A Sarah ficou eufórica pois percebera a inefável honra e graça que tinha sido concedida por Deus à sua melhor amiga. Maria explicou que ficara confusa mas não podia deixar de confiar em Deus e nos seus desígnios e respondera-lhe que era a serva do Senhor e que se fizesse nela a vontade do Senhor.

 

Sarah lembrou-se do namorado da amiga mas Maria estava tão fora de si que nem pensara em José e somente se preocupara em partilhar a sua felicidade com a sua melhor amiga. Era incrível ter sido escolhida por Deus para ser a mãe humana do Emanuel, o Messias tão desejado pelo povo de Israel. O Deus omnipotente, omnisciente e omnipresente escolhera-a para ser a ponte com a humanidade, o tempo e a história e nela iria encarnar o Seu Filho.

 

Umas semanas depois, Sarah teve que ficar, pela primeira vez, algum tempo sem a sua amiga Maria. Ia ausentar-se pois a sua prima Isabel, que vivia a alguma distância de Nazaré, entre as montanhas, estava grávida e precisava de ajuda. Quando regressou a Nazaré, mal cumprimentou os pais, foi logo visitar a Sarah. Após um interminável abraço, as duas raparigas sentaram-se com as mãos dadas e Maria contou-lhe que, mal chegara a casa da prima, ela ficou tão feliz que sentiu o seu filho saltar de alegria no seu seio e disse:
- Bendita és tu entre as mulheres e bendito é o fruto do teu ventre.
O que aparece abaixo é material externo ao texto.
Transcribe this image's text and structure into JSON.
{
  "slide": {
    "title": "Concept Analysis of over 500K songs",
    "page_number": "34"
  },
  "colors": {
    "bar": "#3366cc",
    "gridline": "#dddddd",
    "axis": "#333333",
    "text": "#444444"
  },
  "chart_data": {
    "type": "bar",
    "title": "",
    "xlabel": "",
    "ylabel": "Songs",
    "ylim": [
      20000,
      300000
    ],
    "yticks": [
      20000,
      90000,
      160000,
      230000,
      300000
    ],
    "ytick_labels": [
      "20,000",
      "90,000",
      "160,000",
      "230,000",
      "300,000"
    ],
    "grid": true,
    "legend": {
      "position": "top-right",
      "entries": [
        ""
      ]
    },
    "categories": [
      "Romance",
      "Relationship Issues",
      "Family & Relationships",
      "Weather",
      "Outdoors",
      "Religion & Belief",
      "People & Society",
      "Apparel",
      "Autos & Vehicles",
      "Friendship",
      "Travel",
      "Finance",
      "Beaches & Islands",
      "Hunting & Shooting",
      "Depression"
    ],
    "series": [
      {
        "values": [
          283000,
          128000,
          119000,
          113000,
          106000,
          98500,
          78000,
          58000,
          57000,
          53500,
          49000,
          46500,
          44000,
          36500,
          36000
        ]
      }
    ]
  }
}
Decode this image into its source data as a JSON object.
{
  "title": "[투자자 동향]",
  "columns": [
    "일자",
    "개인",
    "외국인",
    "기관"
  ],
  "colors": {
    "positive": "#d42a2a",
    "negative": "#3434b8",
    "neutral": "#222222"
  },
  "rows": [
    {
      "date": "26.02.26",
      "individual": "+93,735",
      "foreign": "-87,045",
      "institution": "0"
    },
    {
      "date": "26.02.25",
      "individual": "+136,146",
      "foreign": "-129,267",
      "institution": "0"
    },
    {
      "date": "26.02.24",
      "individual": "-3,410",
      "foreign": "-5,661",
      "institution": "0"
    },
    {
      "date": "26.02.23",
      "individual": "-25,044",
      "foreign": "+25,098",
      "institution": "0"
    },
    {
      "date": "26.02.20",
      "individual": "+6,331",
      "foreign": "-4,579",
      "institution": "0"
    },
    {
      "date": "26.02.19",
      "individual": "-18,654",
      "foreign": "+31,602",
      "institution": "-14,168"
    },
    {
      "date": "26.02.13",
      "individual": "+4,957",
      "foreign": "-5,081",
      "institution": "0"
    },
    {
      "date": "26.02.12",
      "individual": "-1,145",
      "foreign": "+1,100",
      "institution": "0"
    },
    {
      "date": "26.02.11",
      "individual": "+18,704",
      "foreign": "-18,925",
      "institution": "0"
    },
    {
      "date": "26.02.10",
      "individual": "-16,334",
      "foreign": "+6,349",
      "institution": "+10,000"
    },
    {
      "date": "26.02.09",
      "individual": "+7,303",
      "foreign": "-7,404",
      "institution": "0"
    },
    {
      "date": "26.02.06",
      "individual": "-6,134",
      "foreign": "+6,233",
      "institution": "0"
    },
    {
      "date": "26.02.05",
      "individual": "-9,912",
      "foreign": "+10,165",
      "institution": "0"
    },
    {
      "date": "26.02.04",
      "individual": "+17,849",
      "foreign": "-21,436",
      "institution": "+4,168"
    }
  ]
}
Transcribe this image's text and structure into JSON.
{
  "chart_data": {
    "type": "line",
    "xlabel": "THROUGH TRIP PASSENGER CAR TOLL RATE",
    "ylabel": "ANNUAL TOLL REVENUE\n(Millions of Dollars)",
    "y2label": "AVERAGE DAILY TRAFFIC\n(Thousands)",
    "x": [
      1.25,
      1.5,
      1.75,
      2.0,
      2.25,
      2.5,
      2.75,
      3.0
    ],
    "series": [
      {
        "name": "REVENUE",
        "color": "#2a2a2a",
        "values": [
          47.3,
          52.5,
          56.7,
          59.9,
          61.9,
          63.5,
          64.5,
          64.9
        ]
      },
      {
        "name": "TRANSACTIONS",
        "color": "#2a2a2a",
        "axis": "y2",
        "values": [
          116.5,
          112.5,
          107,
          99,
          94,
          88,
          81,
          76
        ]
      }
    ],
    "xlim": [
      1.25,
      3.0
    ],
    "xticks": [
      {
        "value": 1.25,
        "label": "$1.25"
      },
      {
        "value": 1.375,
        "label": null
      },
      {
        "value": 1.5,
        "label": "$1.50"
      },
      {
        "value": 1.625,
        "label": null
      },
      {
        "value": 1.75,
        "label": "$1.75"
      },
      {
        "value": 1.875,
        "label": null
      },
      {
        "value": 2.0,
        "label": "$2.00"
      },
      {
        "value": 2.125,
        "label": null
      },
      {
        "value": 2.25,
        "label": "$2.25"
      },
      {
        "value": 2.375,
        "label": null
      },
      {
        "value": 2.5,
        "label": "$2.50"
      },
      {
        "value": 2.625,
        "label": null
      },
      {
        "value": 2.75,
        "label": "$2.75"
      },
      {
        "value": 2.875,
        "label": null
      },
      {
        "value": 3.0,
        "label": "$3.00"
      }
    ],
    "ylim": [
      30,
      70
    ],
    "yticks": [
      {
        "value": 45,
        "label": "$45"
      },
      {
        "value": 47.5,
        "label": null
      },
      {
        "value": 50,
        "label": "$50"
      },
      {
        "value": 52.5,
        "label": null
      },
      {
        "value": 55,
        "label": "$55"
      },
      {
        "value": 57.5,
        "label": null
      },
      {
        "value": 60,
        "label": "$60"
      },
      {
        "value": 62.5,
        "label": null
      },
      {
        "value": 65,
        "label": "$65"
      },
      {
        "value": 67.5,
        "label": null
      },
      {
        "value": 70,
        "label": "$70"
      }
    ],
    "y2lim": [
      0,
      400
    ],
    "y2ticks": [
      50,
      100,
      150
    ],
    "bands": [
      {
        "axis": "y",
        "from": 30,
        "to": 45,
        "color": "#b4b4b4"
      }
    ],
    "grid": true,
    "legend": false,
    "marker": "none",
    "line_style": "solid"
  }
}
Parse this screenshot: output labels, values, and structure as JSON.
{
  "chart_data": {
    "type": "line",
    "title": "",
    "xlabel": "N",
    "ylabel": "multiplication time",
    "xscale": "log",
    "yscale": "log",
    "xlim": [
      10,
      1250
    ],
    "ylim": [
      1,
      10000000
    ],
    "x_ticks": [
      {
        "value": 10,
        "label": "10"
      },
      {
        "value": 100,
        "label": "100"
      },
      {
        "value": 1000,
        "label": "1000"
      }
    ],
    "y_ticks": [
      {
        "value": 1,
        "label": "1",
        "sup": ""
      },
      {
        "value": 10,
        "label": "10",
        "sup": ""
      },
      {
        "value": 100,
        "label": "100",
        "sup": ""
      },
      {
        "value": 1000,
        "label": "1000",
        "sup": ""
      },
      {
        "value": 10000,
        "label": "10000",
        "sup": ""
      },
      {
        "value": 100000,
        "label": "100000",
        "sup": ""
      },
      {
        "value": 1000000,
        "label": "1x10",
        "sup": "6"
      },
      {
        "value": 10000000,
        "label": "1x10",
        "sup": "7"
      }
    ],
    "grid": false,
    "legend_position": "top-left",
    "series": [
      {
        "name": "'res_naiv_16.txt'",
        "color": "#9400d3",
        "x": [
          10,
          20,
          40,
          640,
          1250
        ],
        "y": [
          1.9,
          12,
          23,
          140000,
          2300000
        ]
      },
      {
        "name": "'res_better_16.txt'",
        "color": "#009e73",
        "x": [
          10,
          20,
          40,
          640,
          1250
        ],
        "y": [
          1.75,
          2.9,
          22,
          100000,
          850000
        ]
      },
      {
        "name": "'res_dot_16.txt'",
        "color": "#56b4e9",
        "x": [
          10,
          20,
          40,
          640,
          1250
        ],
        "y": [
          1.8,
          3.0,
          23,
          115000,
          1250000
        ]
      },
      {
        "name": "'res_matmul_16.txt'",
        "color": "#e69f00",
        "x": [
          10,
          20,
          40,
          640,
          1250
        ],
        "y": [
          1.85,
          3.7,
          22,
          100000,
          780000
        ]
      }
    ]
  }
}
E donde me é dado que venha ter comigo a mãe do meu Senhor?

 

Maria respondera:
- A minha alma glorifica ao Senhor e o meu espírito exulta de alegria em Deus meu Salvador. Porque olhou para a humilde condição da sua serva. De facto, desde agora todas as gerações me hão de chamar ditosa porque me fez grandes coisas o Omnipotente.

 

Sarah continuava apreensiva pois Maria ainda não havia casado com José e ainda não viviam juntos e já era bem evidente a sua barriga a crescer. O facto era já motivo de comentários entre a população e a verdade é que José não sabia o que fazer.

 

Alguns dias depois, Maria contou a Sarah que já tinha falado com o namorado e ele tinha compreendido tudo. Na verdade, José, que era um homem bom e justo, amava-a tanto que não queria difamá-la e resolvera deixá-la em segredo mas um anjo havia-lhe aparecido em sonhos e dissera:
- José, filho de David, não temas receber Maria, tua esposa, pois o que ela concebeu é obra do Espírito Santo. Ela dará à luz um filho e pôr-lhe-á o nome de Jesus pois ele salvará o povo dos seus pecados.

 

Com tudo esclarecido e para alegria das famílias de José e Maria, teve lugar o casamento, segundo os rituais tradicionais e Sarah foi uma das madrinhas. Apesar de casada, Sarah visitava frequentemente a sua amiga e ajudava-a nas lides da casa pois cada vez se tornava mais difícil à amiga tratar de tudo em virtude do adiantado da gravidez e porque José tinha cada vez mais trabalho na sua carpintaria dada a competência e perfeição com que fazia os seus trabalhos.
 
Tudo se veio a complicar com um édito de César Augusto que exigia o recenseamento de toda a gente. José, por ser da casa e linhagem de David, teve que ir com Maria a Belém. Quando chegaram à cidade de David, Maria estava mesmo a ponto de dar à luz e o problema era que não havia quartos disponíveis, tal a enorme afluência de gente por aquela ocasião na região. A solução encontrada foi uma grutinha que servia de curral a um pastor. Então, Maria deu à luz Jesus, envolveu-o em panos e recostou-o numa manjedoura.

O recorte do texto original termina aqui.